Great Green Wall

People travel many hours to stock up on water. During the dry season many herders migrate southwards in order to find grasslands for their cattle.
Sergeant El Hadj Goudiaby, commissioned by the National Office for Waters and Forests, coordinates the reforestation in Mbar Toubab. The first rain was meant to arrive in June, but by mid-August still not a single drop had fallen.
The initiative's main goal consists in improving living conditions, Goudiaby states. He works closely together with the community in order to develop methods for adapting to the immediate consequences of climate change.
Goudiaby's records leave no doubt about the rainfall rates decreasing year by year. From 674 mm in 2010, the amount of rain dropped to only 246mm in 2019.
No grass can grow anymore, so people are condemned to feed Baobab bark to their cattle.
Sergeant El Hadj Goudiaby instructs volunteers from all over the country, who decided to take part in a two year educational program in forestry and agriculture.
Jobs and tasks get distributed.
Student groups came to take action for their part during the planting time.
Native species of Acacia and Sisyphus, which are able to survive in the dry savanna, are getting prepared for planting after the first rainfalls.
The project‘s largest tree nursery in Widou Thiengoly counts around 75,000 saplings.
Two months late, on August 18th, the first short rain relieves the region.
As the rain was too little, planted saplings would die within a couple of days. Everybody agrees on planting seeds only for the moment.
The soil got plowed weeks ago so the water seeps in instead of evaporating in the blazing sun.
The Ministers of Youth and Environment visit Mbar Toubab. Journalists, security and ministry staff take over the the base for one afternoon.
In the school garden of Mbar Toubab, Youth Minister Néné Fatoumata Tall promotes the 'Plan for an Emerging Senegal', set out by President Macky Sall in 2014.
On school days, kids harvest their own crops and use them for cooking in the school cantine. During vacations, the garden nearly reposes.
Elementary school teacher Ibrahim Diawara looks after the garden in the meantime. He wants to convey awareness for nature and climate change to the children.
The 'Big Parcel of Widou' covers around 2,300 hectares. The plot was greened within the framework of the United Nations' program 'Action Against Desertification' in 2009.

Great Green Wall

Build a barrier of trees along 8,000 kilometers sounds ambitious.
But in fact, eleven African countries, threatened by the phantom of desertification, came together to tackle this challenge – eleven countries with different realities and thousands of people forced to let behind productive land by the absent rain.
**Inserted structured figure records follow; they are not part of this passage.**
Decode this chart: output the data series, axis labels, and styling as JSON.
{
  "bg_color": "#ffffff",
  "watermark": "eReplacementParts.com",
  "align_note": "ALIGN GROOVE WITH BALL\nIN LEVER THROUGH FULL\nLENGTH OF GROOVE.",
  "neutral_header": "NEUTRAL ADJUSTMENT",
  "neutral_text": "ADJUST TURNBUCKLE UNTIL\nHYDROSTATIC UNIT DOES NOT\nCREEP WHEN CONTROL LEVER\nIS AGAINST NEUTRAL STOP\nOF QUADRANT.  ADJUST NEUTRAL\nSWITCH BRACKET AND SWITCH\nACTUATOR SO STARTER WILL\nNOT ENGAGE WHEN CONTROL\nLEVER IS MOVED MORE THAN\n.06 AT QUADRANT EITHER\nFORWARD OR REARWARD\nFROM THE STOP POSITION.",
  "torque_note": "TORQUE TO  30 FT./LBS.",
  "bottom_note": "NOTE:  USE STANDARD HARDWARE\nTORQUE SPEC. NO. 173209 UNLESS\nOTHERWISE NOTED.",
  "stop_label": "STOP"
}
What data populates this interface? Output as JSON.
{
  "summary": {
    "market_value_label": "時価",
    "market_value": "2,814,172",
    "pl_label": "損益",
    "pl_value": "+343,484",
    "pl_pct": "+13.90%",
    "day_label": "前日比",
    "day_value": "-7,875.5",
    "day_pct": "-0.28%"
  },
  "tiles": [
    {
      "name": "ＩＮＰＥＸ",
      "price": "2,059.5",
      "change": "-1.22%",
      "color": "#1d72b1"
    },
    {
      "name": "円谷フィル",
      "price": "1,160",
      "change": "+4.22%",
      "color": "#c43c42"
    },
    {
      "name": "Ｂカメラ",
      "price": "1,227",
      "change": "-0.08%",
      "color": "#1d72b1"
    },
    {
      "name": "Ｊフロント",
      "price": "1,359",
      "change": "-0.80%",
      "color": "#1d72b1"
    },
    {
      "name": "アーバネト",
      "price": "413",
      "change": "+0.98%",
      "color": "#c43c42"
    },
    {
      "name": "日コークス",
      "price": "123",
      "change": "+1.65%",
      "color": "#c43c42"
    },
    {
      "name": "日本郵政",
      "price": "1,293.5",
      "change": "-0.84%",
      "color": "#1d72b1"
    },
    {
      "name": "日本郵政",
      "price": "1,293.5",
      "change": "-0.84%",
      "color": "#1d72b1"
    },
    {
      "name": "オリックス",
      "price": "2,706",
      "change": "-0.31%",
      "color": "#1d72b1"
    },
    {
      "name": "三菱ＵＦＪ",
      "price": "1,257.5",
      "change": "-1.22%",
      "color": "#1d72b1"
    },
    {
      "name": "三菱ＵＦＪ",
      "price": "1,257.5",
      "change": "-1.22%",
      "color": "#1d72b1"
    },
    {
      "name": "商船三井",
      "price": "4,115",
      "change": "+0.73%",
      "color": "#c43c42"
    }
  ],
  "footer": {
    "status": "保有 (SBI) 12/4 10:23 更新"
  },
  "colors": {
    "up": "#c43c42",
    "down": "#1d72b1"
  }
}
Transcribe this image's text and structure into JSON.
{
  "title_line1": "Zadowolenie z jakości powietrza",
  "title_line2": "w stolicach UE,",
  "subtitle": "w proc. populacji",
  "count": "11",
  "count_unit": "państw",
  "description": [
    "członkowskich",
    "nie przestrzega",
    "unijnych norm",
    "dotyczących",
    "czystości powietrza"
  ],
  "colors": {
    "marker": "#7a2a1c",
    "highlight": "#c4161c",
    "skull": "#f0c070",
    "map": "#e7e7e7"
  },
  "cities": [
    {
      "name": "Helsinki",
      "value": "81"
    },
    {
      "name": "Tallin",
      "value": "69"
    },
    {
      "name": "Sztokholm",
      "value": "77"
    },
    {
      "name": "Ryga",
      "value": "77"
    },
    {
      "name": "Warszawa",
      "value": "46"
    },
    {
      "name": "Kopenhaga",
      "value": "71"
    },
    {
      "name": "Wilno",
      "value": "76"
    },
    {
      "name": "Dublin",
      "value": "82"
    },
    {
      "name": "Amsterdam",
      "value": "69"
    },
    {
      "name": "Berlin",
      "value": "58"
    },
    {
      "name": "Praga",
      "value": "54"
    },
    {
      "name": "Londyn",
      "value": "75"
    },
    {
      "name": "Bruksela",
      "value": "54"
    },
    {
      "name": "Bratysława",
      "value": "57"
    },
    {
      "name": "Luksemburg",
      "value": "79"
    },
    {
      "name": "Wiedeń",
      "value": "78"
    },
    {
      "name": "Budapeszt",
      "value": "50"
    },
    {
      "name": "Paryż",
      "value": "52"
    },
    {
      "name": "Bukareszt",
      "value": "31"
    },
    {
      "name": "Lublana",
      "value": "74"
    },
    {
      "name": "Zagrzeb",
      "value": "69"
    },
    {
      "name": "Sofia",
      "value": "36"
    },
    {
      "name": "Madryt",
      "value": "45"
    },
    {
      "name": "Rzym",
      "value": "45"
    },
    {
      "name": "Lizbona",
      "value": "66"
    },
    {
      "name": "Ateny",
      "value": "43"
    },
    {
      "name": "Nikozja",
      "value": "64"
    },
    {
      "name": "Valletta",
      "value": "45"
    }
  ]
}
But since capitulation is no option, the governments of Senegal, Mali, Burkina Faso, Mauritania, Niger, Nigeria, Chad, Sudan, Eritrea, Ethiopia and Djibouti agreed on a master plan.
Their big goal: The Great Green Wall.

The main promoter of the initiative, that has already planted more than twelve million trees, is the Republic of Senegal. The Sahel in the country‘s deep north is a setting, where desertification can be felt and seen.

Streets are empty. Load donkeys possess the terrain. Cattle and goat herds left for better lands. Here, they have nowhere to graze anymore. Majestic Baobab trees, suffocating from termite invasions, paint an alarming picture.

Within this hostile climate, various actors develop alternatives to combat the phenomenon and improve living conditions for the local population.
This story is about a joint struggle at the front line of climatic change.